NEW YORK – Former hedge fund portfolio manager Mathew Martoma has been indicted in one of the “most lucrative” insider trading schemes ever involving $276 million and will be arraigned in a court here later this month.
Martoma, 38, was arrested in November at his home in Boca Raton, Florida, on charges of using material, non-public information he received from a doctor on the clinical trial of an Alzheimer’s disease drug to make profits and avoid losses for his hedge fund in an amount totaling $276 million.
The Indian American portfolio manager was released on a $5 million bail after he appeared in Manhattan federal court for an initial hearing last month. A federal grand jury indicted Martoma on securities fraud and conspiracy charges last week.
He faces a maximum penalty of 45 years in prison and a $5 million fine. He will appear in federal district court in Manhattan for his arraignment this week, when he will enter a plea.

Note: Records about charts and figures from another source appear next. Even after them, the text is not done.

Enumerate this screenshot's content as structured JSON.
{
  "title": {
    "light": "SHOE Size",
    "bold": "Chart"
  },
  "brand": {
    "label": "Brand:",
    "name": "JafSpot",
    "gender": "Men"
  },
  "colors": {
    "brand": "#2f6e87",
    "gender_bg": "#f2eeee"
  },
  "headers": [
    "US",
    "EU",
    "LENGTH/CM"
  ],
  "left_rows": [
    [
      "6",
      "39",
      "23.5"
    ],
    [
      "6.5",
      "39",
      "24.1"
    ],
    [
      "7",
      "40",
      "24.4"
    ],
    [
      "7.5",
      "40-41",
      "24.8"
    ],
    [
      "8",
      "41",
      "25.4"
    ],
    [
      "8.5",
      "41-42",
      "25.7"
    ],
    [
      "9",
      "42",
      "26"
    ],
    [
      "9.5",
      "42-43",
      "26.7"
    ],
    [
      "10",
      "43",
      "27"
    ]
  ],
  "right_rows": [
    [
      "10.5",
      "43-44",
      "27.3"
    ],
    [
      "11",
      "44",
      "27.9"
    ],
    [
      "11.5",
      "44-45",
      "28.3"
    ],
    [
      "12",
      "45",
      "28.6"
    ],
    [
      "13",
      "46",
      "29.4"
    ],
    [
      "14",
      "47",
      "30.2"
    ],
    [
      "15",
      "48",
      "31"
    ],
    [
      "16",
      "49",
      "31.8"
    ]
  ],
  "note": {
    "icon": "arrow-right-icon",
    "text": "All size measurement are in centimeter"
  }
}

A Stanford University graduate, Martoma is the son of Indian immigrants and was born Ajai Mathew Mariamdani Thomas. He later changed his name in 2003.
The Securities and Exchange Commission has also filed a civil insider trading case against him on similar charges. Martoma’s lawyer Charles Stillman said in a statement that the indictment is “disappointing” but was expected.
“The simple fact is that Mathew Martoma did not trade on inside information, is innocent of all these charges, and we look forward to his ultimate vindication.”
He had worked with CR Intrinsic Investors, an affiliate of SAC Capital Advisors. SAC is owned by hedge fund titan Steven Cohen, who is among one of the world’s richest men. Martoma is the fifth person associated with SAC, which is considered one of the most influential hedge funds, to be charged with insider trading.